Speight straightened out for good a few years after his family moved to Sylmac in Anne Arundel County. He became a disciplined athlete — he's in the Hall of Fame at Old Mill High in Millersville for starring in three sports (football, basketball and track). At Morgan State he was an All-American linebacker. He regrets that he didn't take theater at Morgan State — he dropped out of drama classes twice because he feared what his fellow jocks would think of him. Now he tells young people, "Don't let anyone stop you from doing what you want."
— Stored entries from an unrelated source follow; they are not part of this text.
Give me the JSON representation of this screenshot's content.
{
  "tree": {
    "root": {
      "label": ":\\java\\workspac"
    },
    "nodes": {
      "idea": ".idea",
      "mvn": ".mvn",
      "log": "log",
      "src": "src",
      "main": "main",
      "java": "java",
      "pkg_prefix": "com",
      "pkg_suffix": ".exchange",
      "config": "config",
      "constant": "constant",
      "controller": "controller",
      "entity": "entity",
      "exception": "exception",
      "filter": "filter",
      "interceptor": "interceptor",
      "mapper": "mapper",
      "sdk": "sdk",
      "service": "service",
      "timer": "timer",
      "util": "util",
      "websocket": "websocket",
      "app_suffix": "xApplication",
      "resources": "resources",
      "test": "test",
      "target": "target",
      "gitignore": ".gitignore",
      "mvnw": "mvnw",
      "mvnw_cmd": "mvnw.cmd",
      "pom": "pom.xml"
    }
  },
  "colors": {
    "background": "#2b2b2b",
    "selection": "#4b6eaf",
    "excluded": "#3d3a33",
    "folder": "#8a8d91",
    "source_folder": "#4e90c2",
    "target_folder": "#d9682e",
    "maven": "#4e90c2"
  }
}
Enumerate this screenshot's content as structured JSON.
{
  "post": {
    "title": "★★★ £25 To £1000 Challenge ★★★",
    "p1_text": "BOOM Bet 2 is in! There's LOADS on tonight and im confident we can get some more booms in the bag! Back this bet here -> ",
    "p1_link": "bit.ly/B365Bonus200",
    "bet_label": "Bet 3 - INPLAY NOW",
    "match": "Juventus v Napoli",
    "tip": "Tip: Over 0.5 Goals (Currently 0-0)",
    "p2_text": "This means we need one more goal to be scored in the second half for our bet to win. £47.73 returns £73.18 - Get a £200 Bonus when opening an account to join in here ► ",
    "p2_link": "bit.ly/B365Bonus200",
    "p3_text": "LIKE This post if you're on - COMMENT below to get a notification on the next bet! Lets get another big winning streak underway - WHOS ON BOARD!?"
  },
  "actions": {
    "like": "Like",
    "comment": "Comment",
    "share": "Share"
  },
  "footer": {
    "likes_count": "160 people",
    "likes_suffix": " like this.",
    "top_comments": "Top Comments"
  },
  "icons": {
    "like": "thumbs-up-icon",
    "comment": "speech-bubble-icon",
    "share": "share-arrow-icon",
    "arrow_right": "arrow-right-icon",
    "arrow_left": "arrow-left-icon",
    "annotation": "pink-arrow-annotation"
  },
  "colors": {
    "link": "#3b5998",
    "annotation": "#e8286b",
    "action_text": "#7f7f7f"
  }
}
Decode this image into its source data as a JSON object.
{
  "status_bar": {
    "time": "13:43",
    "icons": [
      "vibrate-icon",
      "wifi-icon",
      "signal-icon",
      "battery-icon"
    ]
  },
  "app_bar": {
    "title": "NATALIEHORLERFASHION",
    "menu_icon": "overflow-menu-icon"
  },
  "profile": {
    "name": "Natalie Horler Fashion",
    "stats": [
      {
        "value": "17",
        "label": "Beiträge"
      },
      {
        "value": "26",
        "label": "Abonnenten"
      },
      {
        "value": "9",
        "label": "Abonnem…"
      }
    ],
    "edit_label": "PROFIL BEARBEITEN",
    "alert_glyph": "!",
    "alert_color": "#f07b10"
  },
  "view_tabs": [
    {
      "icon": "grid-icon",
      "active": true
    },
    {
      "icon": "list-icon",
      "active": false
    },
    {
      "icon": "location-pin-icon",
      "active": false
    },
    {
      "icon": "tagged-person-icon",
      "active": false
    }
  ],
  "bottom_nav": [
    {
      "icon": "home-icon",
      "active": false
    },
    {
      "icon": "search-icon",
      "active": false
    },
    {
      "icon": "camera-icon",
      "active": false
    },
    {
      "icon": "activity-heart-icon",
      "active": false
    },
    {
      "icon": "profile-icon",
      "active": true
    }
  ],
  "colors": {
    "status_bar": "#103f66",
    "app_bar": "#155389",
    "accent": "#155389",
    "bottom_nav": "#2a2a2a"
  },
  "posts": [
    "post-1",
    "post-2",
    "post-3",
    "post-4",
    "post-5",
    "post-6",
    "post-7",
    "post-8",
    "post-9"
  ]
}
Still, he confessed, "I had to get sports out of my system first." His football dreams ended after he signed with the USFL Baltimore Stars, and the team promptly folded. He then created a wrestling persona, "Rasta the Voodoo Mon," and used "Mighty Rasta" as his moniker for his early acting and comedy gigs.

Speight was an extra in red sweatpants and tank top when Robert Townsend made "Meteor Man" in Baltimore. "I played a Blood," he explained. Eighteen years later, Speight came to "Transformers" from a supporting part in "Faster," with Billy Bob Thornton and the Rock.

"The wheels were on and I was oiled and ready to roll," he said.

Director Michael Bay wanted Eddie to be "the firepower for the human race" and "the comic relief, a 300-pound guy trying to keep up with all these quick, 100-, 200-pound men." Speight convinced Bay — who was already a Terry Tate fan — that he was skilled enough at improvisation to fill in the blanks of the script.

All Speight knew for sure was that he'd "carry the biggest gun in the movie, solo — a semiautomatic weapon weighing 60, 65 pounds that shoots about a thousand rounds per minute." (During filming he called it his "baby girl.") But Speight knew how to individualize Eddie.

"He's a war veteran: he's been there before," he said. "He's very calm — C-A-L-M. Shooting and killing, designing schemes — that's kind of routine for him. Those things need to come out when you're pulling together a character."

As for acting with unseen, computer-generated Autobots and Decepticons: "A two-foot-by-two foot face of Optimus Prime, on a giant pole, would give us the eye-line to look at — it could be 10 or 20 feet up, or 30 feet. Then we'd take direction: 'Okay, you're ducking here, you're taking cover.' "

Speight exploited his improv gifts in the funniest, most persuasive moment. While Decepticons level Chicago, Eddie tells Epps, "I didn't sign up for this!"

When people tell Speight they like the scene, he says it makes his day — and adds that it has another high-profile fan.

"Steven Spielberg likes that scene, too," he said.